The blog post I wrote then, Princess Isabella, meshes nicely with the pieces I wrote for Calah about the catechesis of little children. I didn’t go back to read this when I wrote them; but I’m glad to see that my memory of what that day meant was clear and an accurate reflection of what I wrote:
A perfect day for the baptism. Sunny for the first time since Tuesday, a welcome relief from the too abundant rain. And Trinity Sunday, we didn’t realize that when we set the date. If I were to go looking for readings for a baptism, I couldn’t have chosen better ones. It was almost eerie.
The church was full of friends and family, so joyful. We walked down the aisle almost exactly ten months after our wedding when we promised among other things to accept the children God would send us. And we asked the Church to receive our daughter into the body of Christ. She was so quiet, not a peep the whole mass, even when Father Murphy poured the water over her head and when he annointed her with the sweet smelling oil. In the epistle St Paul reminded us that by our baptism we are co-heirs with Christ. Father Murphy elaborated and said that Isabella is a princess as she is baptised into Christ’s royal family.
My sandal strap broke as we entered the church and so I was hobbling a bit, very self-conscious throughout the mass. I almost spilled the chalice at communion, not quite used to receiving while holding a baby, I knocked the bottom. But after communion as I knelt and meditated I was drawn back to Father’s sermon.
He talked about the Trinity as a family. God is a loving family. And he told the story of a boy carrying his brother: “He ain’t heavy, Father; he’s my brother.” Thinking about Isabella, not too heavy in my arms, but still an unfamiliar weight. Thinking about the vocation of parenthood, the weight of responsibility. Christ calls us to pick up our cross and follow him. If he calls me to be a wife and mother then I suppose Isabella is my cross, in a way.
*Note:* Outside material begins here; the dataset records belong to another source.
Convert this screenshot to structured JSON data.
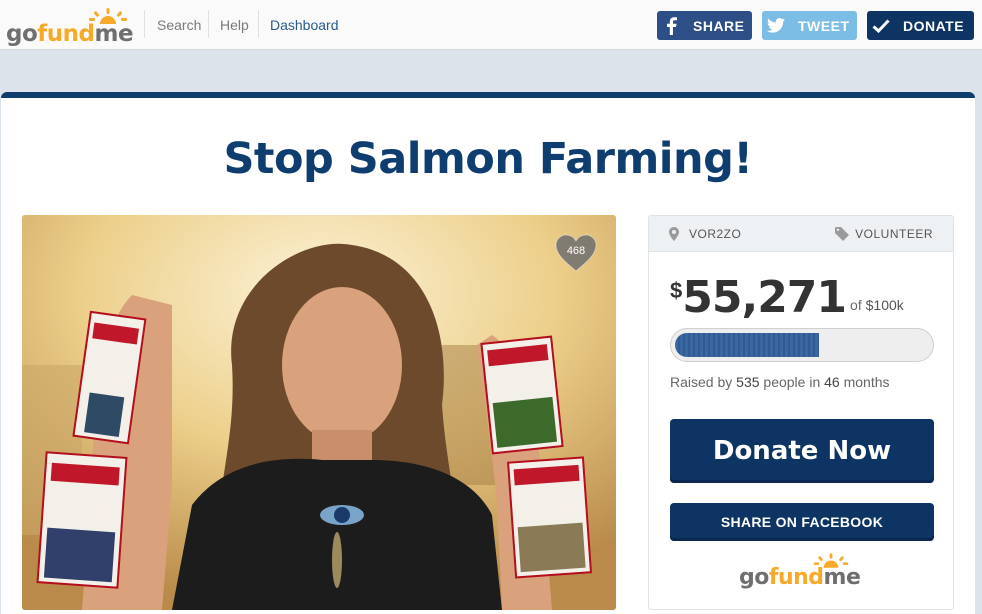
{
  "header": {
    "logo": "gofundme",
    "nav": {
      "search": "Search",
      "help": "Help",
      "dashboard": "Dashboard"
    },
    "buttons": {
      "share": "SHARE",
      "tweet": "TWEET",
      "donate": "DONATE"
    }
  },
  "campaign": {
    "title": "Stop Salmon Farming!",
    "likes": "468",
    "location": "VOR2ZO",
    "category": "VOLUNTEER",
    "currency": "$",
    "amount": "55,271",
    "goal_prefix": "of",
    "goal": "$100k",
    "progress": 0.55,
    "raised_prefix": "Raised by",
    "people": "535",
    "people_suffix": "people in",
    "months": "46",
    "months_suffix": "months",
    "donate_label": "Donate Now",
    "share_facebook_label": "SHARE ON FACEBOOK"
  },
  "colors": {
    "navy": "#0e3464",
    "title": "#103d6f",
    "facebook": "#2d4e86",
    "twitter": "#7cbde6",
    "logo_orange": "#f7a928"
  },
  "icons": [
    "facebook-icon",
    "twitter-icon",
    "check-icon",
    "heart-icon",
    "location-pin-icon",
    "tag-icon",
    "sun-icon"
  ]
}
If so, then he has lived up to his promise: this burden is very light. This yoke is easy to bear. What a joy to have this great responsibility, even if sometimes quite frightening to think of how much rides on how I act, what I say, to form this little immortal soul. How great a relief that we received the final blessings for the parents, to know that all we have to do is say yes and do our best, the rest we can trust to more capable hands.
She was so pretty asleep in her long white dress, so unaware of the world. She woke up just before the actual baptism, staring about with her huge alert eyes. She doesn’t know yet and will not know for quite some time the import of today’s events. How quiet this new birth in comparison to three weeks ago when the doctors pulled her out and she screamed as they cleaned her off. How deceiving appearances can be. We walk by faith, not by sight.
Welcome home, my little princess.
She is still my beautiful princess, a dear child of God. As I renew my own promises to her I ask God to help me to always be his face for her and to always help me to see him in her face.